# Emirates Furnishing allowance



## evaunwill (Jul 1, 2014)

Hi does anyone know anything about the furnishing allowance? I am considering renting a property and not getting company housing but does anyone know if that means I cant claim furnishing allowance for an unfurnished apartment?


----------



## rsinner (Feb 3, 2009)

there is no legal term called furnishing allowance - meaning that every company may have a different policy. So you need to ask your HR.
Most likely, furnishing allowance = one time allowance probably on a reimbursement basis to furnish (buy stuff like beds, sofa, etc) up to a certain limit.
So if you rent a furnished place, you don't need to furnish it, and most likely you may not get this. OR, if your company just gives a lump sum, then you may get it.


----------



## BedouGirl (Sep 15, 2011)

rsinner said:


> there is no legal term called furnishing allowance - meaning that every company may have a different policy. So you need to ask your HR. Most likely, furnishing allowance = one time allowance probably on a reimbursement basis to furnish (buy stuff like beds, sofa, etc) up to a certain limit. So if you rent a furnished place, you don't need to furnish it, and most likely you may not get this.

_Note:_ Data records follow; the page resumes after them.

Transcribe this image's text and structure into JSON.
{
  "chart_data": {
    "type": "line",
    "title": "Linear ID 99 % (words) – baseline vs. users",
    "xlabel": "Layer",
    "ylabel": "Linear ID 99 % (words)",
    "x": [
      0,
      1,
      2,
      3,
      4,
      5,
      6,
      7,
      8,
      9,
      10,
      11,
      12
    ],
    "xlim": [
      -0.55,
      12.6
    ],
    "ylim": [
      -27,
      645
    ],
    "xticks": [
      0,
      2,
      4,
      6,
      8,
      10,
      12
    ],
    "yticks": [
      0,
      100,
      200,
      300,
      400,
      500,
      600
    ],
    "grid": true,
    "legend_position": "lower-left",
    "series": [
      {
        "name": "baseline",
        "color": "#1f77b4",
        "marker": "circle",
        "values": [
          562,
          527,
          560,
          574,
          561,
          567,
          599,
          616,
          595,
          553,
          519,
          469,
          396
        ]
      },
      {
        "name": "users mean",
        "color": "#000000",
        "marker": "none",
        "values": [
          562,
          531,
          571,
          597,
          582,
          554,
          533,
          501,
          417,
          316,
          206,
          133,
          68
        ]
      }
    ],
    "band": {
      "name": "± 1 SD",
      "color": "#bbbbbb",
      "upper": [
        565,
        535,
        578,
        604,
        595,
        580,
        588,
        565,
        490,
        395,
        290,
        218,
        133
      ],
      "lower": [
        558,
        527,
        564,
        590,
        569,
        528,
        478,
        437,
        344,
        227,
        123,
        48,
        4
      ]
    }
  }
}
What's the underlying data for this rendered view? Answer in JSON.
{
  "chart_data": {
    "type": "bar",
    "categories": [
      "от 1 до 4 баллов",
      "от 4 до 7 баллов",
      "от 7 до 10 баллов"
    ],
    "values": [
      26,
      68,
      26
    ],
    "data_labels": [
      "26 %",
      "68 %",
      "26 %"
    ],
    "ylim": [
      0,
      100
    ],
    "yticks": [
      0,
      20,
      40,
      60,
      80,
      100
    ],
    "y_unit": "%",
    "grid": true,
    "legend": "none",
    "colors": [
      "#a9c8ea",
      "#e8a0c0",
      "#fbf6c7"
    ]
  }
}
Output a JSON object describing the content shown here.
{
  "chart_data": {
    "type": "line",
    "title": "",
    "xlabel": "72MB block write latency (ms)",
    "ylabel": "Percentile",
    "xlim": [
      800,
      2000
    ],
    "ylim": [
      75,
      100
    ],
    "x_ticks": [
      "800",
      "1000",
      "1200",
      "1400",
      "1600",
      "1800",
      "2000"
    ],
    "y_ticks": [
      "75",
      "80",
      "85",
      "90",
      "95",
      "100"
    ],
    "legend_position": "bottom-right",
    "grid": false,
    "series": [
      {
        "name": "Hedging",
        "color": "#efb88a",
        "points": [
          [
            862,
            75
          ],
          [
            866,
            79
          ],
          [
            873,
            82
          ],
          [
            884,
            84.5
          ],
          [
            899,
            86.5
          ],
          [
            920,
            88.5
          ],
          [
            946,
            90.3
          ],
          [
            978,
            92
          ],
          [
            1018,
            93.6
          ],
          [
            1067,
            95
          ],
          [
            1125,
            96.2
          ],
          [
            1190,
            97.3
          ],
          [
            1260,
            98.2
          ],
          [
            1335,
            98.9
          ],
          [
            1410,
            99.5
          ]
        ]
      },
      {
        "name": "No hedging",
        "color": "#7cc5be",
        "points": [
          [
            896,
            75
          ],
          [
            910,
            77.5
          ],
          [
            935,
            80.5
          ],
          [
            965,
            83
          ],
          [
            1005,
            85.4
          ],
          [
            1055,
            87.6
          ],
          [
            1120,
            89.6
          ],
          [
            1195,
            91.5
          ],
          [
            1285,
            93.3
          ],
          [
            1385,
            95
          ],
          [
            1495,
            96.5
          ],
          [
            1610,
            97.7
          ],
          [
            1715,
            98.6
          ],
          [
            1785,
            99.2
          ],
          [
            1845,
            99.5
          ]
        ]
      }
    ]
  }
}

OR, if your company just gives a lump sum, then you may get it.


And you may have to pay it back.


----------



## TallyHo (Aug 21, 2011)

I don't know what your personal situation is but the consensus over the years is to always take the housing provided by Emirates. Once you opt out, you can't later ask for housing. 

It means that you're protected from rent increases, evictions and bad landlords. In Emirates housing everything is taken care of by Emirates. 



evaunwill said:


> Hi does anyone know anything about the furnishing allowance? I am considering renting a property and not getting company housing but does anyone know if that means I cant claim furnishing allowance for an unfurnished apartment?


----------



## evaunwill (Jul 1, 2014)

We are entitled to an apartment with Emirates.. I have 2 children and not sure how I feel about having them in an apartment would prefer a villa. We get 162k aed housing allowance. Does anyone know what sort of apartment a family would get?? I dont like the idea of being stuck in a block that might be noisy.


----------



## KaChow (Jul 18, 2015)

evaunwill said:


> We are entitled to an apartment with Emirates.. I have 2 children and not sure how I feel about having them in an apartment would prefer a villa. We get 162k aed housing allowance. Does anyone know what sort of apartment a family would get?? I dont like the idea of being stuck in a block that might be noisy.


I was in the same situation as you. That's a quite generous housing allowance. I think you can get a nice type 2M (with a maids room and backyard) in Springs for about 180K. Clsoe to community pools and park.

I also have 2 little kids and wouldn't want to put them in an apartment. We've been in company housing (apartment) for the last few weeks and everytime we go to a villa with a backyard, they don't want to get inside the house.


----------



## evaunwill (Jul 1, 2014)

Thanks I think Iv made my mind up to rent


----------